2. Bundesliga

Es herrscht Aufbruchstimmung bei der SG Dynamo Dresden. Die ist in diesen Tagen vor allem an einer Zahl greifbar: neun. Neun Neuzugänge hatte Sport. Geschäftsführer Sören Gonther bis zum Trainingsauftakt bereits verpflichtet. Vor einem Jahr war Alexander Rossipal der einzige Neue beim ersten Training. Der Unterschied ist diesmal mit Händen zu greifen – auch für die Fans, die jeden Neuzugang bejubelten und nach dem Training lange auf ihre Autogramme warteten.Insgesamt 1.350 Fans kamen am Sonntag (28. Juni) zum Trainingsauftakt zur Friedrich-Ludwig-Jahn-Sportstätte des Kreisoberligisten TuS Weinböhla – trotz 35 Grad Hitze. Weinböhla ist kein Zufall.
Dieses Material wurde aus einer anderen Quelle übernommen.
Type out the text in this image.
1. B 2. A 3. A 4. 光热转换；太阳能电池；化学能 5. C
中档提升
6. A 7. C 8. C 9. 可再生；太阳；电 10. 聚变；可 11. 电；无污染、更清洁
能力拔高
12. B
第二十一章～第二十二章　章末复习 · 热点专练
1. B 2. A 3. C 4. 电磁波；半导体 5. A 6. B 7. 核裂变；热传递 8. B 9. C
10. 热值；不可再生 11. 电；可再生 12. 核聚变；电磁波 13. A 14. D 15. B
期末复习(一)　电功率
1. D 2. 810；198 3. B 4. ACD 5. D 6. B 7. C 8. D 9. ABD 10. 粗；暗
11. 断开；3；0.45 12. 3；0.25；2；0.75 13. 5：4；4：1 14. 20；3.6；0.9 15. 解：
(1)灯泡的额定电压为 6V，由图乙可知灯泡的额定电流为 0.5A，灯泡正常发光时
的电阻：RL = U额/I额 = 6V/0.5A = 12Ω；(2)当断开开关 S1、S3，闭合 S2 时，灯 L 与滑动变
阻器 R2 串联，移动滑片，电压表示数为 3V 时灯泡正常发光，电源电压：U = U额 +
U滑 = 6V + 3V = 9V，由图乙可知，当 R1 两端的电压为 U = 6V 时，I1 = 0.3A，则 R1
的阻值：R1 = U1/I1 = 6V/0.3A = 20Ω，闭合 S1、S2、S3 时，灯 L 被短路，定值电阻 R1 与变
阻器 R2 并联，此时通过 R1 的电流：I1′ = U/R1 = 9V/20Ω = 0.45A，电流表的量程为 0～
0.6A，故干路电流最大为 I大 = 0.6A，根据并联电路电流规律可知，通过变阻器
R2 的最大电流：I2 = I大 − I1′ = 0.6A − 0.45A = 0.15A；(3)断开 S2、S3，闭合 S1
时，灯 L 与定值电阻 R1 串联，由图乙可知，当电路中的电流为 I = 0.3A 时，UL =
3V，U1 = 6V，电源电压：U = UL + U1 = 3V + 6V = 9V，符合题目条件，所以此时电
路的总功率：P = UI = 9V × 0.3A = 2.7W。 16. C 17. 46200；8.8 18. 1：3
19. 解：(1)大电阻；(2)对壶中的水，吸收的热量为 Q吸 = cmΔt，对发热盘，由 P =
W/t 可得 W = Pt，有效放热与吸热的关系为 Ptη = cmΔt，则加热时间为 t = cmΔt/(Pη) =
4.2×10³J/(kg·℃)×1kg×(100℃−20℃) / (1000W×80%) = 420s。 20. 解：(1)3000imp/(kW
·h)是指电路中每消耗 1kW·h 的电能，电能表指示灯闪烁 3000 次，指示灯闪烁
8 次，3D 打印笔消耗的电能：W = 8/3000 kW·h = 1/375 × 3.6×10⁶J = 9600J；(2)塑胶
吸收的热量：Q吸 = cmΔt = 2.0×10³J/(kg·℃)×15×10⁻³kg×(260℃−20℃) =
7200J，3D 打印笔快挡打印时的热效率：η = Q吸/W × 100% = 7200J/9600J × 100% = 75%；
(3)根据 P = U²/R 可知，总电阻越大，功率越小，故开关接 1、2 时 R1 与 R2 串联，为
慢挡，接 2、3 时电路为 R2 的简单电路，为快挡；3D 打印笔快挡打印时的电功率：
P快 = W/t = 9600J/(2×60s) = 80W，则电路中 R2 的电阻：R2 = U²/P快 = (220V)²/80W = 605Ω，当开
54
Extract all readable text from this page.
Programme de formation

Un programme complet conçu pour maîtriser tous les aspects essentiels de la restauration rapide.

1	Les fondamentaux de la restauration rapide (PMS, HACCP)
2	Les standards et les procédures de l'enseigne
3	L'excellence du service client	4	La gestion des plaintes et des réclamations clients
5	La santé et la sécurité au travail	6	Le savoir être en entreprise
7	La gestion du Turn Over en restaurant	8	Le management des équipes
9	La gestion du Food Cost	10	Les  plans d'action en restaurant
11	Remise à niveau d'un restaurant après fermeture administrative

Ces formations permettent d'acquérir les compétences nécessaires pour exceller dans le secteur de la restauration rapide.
Dynamo will die Region stärker einbinden und nah an den Fans sein. In der Sommervorbereitung werden die Schwarz-Gelben häufiger ins Dresdner Umland gehen. Testspiele in Bautzen, Neustadt/Spree und Großenhain sind geplant. Den Auftakt macht das erste Testspiel am Freitag (3. Juli) bei Budissa Bautzen.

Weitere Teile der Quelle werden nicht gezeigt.